Discussion publique le samedi 9 novembre à 19h à la bibliothèque Les Fleurs Arctiques, 45 rue du Pré Saint Gervais, Paris 19ème

« Il n'y aura pas d'insoumis, au sens pénal du terme, il n'y aura que des jeunes ayant échoué - à un moment de leur trajectoire - à comprendre le plein sens des valeurs d'égalité et de fraternité, passagers clandestins d'une société à l'amélioration et à la générosité de laquelle ils apparaitront comme ayant renoncé. »

Le Service National Universel, SNU, arrive bientôt dans la réalité de notre quotidien.
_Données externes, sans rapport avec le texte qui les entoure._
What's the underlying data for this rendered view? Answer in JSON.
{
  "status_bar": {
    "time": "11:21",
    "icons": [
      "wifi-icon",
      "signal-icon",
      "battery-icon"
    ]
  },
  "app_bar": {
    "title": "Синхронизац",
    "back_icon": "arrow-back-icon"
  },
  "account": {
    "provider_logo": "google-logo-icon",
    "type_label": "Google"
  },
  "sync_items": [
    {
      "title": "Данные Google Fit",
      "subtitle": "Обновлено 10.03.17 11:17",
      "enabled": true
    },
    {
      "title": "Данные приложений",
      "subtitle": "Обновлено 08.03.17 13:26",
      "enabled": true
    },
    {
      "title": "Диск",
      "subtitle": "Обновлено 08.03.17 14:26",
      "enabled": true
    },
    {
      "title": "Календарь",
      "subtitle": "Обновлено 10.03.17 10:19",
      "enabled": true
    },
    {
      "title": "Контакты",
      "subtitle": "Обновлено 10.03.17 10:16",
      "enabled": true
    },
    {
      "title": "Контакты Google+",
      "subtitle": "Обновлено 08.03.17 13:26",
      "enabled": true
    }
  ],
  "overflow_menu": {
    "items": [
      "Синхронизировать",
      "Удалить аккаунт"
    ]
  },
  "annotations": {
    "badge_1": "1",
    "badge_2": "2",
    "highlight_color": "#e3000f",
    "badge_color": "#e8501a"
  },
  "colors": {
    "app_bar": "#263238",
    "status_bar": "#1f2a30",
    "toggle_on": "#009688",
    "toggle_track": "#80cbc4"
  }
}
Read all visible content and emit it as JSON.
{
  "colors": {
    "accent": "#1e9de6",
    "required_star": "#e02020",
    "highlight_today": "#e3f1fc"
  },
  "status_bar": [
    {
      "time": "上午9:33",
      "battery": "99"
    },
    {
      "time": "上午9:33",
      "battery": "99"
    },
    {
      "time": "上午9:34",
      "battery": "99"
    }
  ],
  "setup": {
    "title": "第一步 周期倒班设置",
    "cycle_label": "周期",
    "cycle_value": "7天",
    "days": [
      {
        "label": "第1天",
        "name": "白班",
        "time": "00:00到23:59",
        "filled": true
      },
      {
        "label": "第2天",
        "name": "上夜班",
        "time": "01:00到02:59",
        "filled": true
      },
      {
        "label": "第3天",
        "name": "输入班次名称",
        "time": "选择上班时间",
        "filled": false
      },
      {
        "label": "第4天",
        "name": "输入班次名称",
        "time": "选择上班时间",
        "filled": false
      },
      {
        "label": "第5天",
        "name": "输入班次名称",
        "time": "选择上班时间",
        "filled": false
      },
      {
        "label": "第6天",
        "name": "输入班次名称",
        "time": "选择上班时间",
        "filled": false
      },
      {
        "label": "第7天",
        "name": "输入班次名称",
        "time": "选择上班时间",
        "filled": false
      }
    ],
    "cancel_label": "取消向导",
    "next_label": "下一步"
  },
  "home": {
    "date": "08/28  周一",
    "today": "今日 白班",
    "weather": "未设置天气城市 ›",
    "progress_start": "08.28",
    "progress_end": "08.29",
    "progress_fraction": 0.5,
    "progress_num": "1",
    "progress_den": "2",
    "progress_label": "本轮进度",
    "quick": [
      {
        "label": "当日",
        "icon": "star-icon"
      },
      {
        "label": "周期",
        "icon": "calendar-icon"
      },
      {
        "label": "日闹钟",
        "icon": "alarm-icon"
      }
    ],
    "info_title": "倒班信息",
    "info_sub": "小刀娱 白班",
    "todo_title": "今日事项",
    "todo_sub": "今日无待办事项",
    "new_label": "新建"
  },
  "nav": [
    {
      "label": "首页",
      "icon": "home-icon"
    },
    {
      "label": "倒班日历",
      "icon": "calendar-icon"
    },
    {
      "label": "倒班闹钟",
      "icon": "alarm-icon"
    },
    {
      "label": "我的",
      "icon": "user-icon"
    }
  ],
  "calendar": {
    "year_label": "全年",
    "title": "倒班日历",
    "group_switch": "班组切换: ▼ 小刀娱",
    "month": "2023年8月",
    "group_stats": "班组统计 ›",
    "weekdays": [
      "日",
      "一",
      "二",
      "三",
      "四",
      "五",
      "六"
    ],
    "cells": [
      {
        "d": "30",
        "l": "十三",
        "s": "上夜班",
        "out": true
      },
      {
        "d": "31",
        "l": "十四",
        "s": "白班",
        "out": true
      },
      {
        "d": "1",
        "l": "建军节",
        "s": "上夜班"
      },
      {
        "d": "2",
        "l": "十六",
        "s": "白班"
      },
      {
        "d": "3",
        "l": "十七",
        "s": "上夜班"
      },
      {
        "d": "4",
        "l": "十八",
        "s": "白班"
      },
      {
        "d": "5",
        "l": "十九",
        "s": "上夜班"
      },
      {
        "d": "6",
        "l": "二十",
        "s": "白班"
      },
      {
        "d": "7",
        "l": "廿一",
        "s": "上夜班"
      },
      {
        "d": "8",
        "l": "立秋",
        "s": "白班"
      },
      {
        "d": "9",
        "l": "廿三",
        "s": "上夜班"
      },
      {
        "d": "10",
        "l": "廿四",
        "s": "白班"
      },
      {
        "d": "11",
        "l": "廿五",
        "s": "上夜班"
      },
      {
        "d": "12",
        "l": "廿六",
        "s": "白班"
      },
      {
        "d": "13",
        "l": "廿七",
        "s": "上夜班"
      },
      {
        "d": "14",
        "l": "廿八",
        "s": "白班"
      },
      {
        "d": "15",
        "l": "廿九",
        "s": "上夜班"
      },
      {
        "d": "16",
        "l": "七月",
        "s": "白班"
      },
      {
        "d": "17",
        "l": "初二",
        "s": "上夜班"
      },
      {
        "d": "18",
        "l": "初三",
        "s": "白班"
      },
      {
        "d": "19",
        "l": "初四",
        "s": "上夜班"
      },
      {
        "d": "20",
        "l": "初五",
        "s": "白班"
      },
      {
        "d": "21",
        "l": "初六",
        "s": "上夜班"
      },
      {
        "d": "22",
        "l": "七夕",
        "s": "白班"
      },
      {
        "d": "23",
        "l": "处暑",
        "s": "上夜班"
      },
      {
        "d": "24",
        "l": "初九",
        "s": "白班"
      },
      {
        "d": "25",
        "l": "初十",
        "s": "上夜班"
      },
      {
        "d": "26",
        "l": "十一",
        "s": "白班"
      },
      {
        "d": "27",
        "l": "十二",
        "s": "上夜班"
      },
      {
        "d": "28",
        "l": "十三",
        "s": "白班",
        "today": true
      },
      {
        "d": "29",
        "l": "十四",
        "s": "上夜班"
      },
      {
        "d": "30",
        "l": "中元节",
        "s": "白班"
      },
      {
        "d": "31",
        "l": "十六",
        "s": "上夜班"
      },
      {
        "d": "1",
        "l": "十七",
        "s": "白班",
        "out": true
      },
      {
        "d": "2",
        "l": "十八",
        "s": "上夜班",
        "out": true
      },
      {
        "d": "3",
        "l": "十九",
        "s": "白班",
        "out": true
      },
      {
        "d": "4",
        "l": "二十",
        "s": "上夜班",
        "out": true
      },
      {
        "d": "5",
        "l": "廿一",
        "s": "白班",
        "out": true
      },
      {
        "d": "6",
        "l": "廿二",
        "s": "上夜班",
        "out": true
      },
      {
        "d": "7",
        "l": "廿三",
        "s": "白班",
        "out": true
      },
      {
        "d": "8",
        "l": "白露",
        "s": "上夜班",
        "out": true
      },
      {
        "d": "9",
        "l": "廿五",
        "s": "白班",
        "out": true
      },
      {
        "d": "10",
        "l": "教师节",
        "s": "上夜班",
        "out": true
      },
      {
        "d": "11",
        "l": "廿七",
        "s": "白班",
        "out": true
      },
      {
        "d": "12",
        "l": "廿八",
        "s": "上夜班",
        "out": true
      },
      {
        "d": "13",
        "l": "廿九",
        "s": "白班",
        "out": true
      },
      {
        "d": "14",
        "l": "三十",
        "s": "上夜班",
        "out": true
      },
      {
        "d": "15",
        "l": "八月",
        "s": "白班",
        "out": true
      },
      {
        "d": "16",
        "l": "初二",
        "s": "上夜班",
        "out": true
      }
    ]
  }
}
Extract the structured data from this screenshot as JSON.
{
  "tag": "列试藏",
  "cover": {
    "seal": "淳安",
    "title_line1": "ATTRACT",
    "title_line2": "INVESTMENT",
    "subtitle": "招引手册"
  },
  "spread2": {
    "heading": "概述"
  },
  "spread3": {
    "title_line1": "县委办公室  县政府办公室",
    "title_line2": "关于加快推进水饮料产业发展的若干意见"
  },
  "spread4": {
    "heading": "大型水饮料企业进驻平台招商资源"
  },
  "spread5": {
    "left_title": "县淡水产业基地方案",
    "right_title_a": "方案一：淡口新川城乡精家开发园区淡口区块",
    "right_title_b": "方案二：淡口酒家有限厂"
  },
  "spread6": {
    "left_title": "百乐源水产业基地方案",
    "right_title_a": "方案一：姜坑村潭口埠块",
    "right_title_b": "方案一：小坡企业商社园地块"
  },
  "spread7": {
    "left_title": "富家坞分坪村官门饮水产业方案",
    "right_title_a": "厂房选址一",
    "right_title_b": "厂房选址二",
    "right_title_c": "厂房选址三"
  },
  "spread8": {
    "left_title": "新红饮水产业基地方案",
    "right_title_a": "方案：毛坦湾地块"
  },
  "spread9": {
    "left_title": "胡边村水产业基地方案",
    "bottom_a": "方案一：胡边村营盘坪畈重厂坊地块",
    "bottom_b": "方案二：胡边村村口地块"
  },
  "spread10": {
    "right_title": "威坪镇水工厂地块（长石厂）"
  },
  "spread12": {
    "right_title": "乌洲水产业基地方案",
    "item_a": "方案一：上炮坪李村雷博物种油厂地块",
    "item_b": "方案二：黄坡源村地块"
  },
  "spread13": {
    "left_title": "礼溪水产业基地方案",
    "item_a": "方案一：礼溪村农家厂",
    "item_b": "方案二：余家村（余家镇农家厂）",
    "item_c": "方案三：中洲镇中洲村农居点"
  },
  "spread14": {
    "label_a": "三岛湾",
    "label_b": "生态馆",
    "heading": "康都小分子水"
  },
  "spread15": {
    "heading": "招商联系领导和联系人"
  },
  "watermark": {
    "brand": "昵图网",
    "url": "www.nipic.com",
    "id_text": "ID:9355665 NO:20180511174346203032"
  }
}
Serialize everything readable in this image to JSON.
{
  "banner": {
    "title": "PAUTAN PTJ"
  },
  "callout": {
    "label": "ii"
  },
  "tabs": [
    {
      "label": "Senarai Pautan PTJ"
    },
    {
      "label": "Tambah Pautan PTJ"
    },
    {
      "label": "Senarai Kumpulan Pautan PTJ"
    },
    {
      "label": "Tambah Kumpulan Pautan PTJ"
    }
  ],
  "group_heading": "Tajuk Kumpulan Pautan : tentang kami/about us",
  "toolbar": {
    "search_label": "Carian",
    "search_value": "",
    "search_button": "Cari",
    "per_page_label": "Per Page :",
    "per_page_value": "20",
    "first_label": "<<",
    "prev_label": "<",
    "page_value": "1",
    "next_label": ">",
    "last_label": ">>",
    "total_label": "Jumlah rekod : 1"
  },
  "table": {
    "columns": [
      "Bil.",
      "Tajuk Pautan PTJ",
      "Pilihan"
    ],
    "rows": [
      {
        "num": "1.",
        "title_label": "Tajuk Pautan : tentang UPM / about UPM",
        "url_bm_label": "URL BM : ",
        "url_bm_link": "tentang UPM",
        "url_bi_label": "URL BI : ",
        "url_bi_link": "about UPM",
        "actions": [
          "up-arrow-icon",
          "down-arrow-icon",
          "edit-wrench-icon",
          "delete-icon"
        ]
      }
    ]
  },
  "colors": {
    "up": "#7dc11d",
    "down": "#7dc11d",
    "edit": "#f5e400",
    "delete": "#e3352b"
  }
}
Aujourd'hui plus que jamais, les pubs pour l'armée sous ses diverses formes poussent sur les abribus, sur les panneaux publicitaires, et dans les « salons de l'étudiant », l'armée est présentée comme une solution au désœuvrement et à l'échec scolaire, un environnement sain où l'on va pouvoir prouver sa valeur à soi et à la société tout en faisant le Bien. Une propagande éculée est vomie à nouveau dans une sauce modernisée, avec inclusivité et anti-racisme (sur les affiches seulement, on imagine...) pour les besoins du moment. Et plus le temps passe, plus l'armée devient à nouveau normale, acceptable, voire potentiellement désirable, elle qui, depuis les années 90, avait fini par perdre globalement son aura auprès de tout un chacun, processus finalement clôt avec la fin du service militaire obligatoire. Le bidasse viril se traînant dans la boue ne faisait plus recette. Et voilà que le processus inverse se déroule sous nos yeux, favorisé par les aspirations médiatiquement manufacturées au repli patriotique et protectionniste post-attentats, il prend forme avec une rapidité déroutante, en même temps que se développe par tous les bouts du champ politique institutionnel le recours aux valeurs moisies du populisme et du nationalisme que personne ne peut considérer de nos jours (si ça a jamais été le cas) comme « des idées de droite ».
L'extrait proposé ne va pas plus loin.